Thanks for your replies. I find your comments very insightful, but I fear I have accidentally changed the original subject (the usefulness of building an ATM Bitcoin dispenser).

So, I agree with you that there are inconvenients (more or less frequent, depending on the person, I accept that) with traditional banking that Bitcoin aims to address (and I really hope it will). But I am still not sure of the answer to the following question:

- Will people use a Bitcoin ATM, other than tech-savvy people? (if placed properly?)

- What will be the reasons that will lead a 'common' person, not particularly tech-savvy (the so called "average Joe") to change some EUR into BTC, _today_? Maybe publish a list of sites accepting Bitcoin in the ATM? And what would be the different than paying with euros in another site?

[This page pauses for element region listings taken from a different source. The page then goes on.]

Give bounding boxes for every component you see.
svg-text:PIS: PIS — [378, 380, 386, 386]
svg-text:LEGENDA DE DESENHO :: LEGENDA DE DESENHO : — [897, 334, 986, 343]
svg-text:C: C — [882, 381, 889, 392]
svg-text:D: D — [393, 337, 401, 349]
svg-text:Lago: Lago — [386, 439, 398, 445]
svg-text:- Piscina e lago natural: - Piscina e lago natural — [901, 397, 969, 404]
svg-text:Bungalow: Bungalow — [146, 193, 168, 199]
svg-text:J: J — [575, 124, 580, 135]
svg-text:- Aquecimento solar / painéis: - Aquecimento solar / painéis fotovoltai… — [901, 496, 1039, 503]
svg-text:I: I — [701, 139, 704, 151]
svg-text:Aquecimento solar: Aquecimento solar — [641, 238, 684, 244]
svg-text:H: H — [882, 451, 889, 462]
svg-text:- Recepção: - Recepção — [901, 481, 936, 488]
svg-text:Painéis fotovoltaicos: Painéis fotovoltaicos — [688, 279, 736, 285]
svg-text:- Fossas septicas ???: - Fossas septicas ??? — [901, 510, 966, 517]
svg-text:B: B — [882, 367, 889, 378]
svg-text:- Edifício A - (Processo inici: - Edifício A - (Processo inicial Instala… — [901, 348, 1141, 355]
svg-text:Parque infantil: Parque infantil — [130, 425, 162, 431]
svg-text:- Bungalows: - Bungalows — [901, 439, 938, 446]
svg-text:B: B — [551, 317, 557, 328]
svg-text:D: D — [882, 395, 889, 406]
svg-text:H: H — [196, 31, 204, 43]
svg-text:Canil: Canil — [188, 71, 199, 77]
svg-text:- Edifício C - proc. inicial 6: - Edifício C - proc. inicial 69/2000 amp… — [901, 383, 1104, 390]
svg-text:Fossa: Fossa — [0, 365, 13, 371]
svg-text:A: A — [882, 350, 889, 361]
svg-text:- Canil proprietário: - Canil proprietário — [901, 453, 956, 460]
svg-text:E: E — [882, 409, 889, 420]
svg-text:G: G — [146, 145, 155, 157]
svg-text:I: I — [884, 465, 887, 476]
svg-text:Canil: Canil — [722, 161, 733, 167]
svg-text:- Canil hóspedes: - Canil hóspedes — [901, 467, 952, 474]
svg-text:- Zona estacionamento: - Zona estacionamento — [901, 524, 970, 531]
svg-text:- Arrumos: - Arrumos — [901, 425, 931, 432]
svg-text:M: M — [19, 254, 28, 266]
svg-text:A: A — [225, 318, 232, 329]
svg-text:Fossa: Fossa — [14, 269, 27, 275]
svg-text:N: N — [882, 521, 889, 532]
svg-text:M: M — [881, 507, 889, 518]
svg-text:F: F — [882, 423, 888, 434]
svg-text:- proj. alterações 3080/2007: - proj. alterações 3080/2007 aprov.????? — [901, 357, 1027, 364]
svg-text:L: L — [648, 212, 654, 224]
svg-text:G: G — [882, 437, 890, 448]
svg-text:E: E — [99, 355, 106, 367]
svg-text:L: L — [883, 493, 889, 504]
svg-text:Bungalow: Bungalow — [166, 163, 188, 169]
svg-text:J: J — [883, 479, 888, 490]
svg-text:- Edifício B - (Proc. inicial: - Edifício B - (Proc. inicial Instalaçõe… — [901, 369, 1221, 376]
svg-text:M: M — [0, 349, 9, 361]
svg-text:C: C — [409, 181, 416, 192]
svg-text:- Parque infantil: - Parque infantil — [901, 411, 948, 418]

- What would be the slogan for those people, and not empthy retoric as "Freedom for the people", or "Forget the banks" etc. Something like "Your money more secure", "Easier to use money", "More powerful money", "More stable money", but true (at this time).

- I think that the deployment of ATMs should be complemented by some physical merchants (affiliates) accepting it in the neighbourhood. In this way people will see the sign "Accepting Bitcoins", and when find the ATM for the first time, they will wonder what's all this about. But, how to convince merchants to use Bitcoin, if they need to pay taxes in euros? Their reaction would be the same as if I proposed to accept Swiss francs (and I think they would probably accept Swiss francs rather than Bitcoins).